Pour moi, la première étape a été de rencontrer le terme de « handicap invisible », et petit à petit, de m’y identifier. Le terme de « handicap invisible » (invisible disability en anglais) permet focalise sur les restrictions que l’on subit par rapport à une condition physique, psychique, de santé. Il permet de ne pas focaliser sur un diagnostic, et ainsi de mettre à distance le langage médical. Ce langage médical focalise sur le corps comme une machine biologique et ne permet pas de rendre compte des vécus, des émotions, des éléments concrets ou idéologiques qui rendent la vie dans le monde des valides compétitifs très difficile. Impossibilités matérielles et violences symboliques sont le lot quotidien des handicapé.e.s invisibles.

M’identifier au handicap invisible m’a fait beaucoup de bien, m’a rendu une partie de moi-meme, une fierté. J’ai aussi pu mieux parler à mes proches et à tous les autres de ce qui m’arrive : enfin sortir d’un récit sur le mode de la plainte pour aller vers un récit d’empowerment ; enfin pouvoir parler à celles et ceux qui veulent aider mais ne savent pas comment.

Textes et dessins sur le handicap invisible.hello2-3

J’ai réalisé un petit cahier illustré pour expliquer à mon entourage et au travail ce que représente mon « handicap invisible ». C’est mon « coming out » comme handicapée invisible.

 


Validisme et invalidation

La deuxième étape a été pour moi la prise de conscience du validisme et de l’invalidation : je ne suis pas handicapée parce qu’il me manque quelque chose. Le handicap n’est pas une propriété de mon corps. Mon corps et moi, on est bien tels qu’on est. On n’est pas anormaux, on est particuliers. Et ce n’est pas tous les jours facile. Le handicap c’est le fait d’être empêchée de faire ce que je voudrais par le monde tel qu’il est fait (architecture, mobilier urbain, normes sociales, attentes…), et ce du fait de ma condition particulière et de mes besoins particuliers.

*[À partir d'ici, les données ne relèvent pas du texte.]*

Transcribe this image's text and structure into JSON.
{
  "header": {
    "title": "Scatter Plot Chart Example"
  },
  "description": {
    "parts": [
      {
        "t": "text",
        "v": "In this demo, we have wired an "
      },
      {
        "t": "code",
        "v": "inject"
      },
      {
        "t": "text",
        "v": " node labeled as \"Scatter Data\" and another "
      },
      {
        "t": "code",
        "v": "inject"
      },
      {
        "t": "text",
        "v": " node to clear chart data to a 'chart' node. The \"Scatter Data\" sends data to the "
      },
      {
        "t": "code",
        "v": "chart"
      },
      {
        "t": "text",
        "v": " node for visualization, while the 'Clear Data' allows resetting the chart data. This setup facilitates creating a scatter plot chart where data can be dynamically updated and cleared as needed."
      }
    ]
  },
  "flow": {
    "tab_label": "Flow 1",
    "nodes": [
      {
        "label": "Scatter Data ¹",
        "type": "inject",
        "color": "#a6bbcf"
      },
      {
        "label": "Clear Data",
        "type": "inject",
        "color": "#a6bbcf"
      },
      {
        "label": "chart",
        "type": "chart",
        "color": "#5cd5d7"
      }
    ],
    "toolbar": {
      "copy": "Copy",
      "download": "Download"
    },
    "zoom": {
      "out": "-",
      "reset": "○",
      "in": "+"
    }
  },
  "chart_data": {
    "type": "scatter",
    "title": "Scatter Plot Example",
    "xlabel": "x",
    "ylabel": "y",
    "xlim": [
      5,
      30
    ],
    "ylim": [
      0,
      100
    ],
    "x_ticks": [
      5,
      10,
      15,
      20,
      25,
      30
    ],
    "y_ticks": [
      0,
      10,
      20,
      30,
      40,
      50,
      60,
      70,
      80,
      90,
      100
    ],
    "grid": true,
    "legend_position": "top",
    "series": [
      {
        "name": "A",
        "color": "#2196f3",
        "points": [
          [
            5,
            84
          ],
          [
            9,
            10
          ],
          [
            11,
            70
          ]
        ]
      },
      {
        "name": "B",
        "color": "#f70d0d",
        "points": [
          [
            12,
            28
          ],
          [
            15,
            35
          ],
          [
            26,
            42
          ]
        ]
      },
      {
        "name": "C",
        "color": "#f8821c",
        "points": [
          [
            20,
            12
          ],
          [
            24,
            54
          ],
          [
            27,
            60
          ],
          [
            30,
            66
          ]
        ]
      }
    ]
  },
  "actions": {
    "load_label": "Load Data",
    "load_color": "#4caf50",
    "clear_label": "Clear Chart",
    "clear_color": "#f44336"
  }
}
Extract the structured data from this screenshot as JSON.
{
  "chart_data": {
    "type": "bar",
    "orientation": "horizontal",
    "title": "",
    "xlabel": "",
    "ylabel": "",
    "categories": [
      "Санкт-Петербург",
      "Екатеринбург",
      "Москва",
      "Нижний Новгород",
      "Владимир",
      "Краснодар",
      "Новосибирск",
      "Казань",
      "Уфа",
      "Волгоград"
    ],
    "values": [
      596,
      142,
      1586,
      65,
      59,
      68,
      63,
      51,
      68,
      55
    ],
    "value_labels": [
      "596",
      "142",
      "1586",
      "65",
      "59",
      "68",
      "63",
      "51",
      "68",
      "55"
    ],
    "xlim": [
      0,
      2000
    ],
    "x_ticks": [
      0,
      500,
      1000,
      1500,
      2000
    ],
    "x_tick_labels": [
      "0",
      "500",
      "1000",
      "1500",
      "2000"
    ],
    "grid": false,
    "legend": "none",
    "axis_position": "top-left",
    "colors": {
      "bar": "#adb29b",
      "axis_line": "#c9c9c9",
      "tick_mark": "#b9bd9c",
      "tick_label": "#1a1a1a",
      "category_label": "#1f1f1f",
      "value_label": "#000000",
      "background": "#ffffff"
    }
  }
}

Personne n’a, ne possède un handicap. Nous sommes handicapés (passif du verbe « handicaper »), c’est-à-dire que le monde valide (qui n’est pas handicapé) et validiste (qui revendique une norme valide et une anormalité à handicaper) nous empêche d’être autonomes comme nous y avons droit.

L’invalidation désigne les processus (auquel nous sommes exposés quotidiennement) qui nous empêchent d’être autonomes : des affirmations, injonctions, catégorisations verbales (nier le savoir, le savoir-faire, la capacité à décider pour soi-même) ; des constructions matérielles (oublier une rampe d’accès, oublier les traductions en braille et en langue des signes, oublier un espaces de repos) ; des constructions institutionnelles (empêcher l’accès à l’emploi, au logement, contraindre à vivre dans des institutions spécialisées).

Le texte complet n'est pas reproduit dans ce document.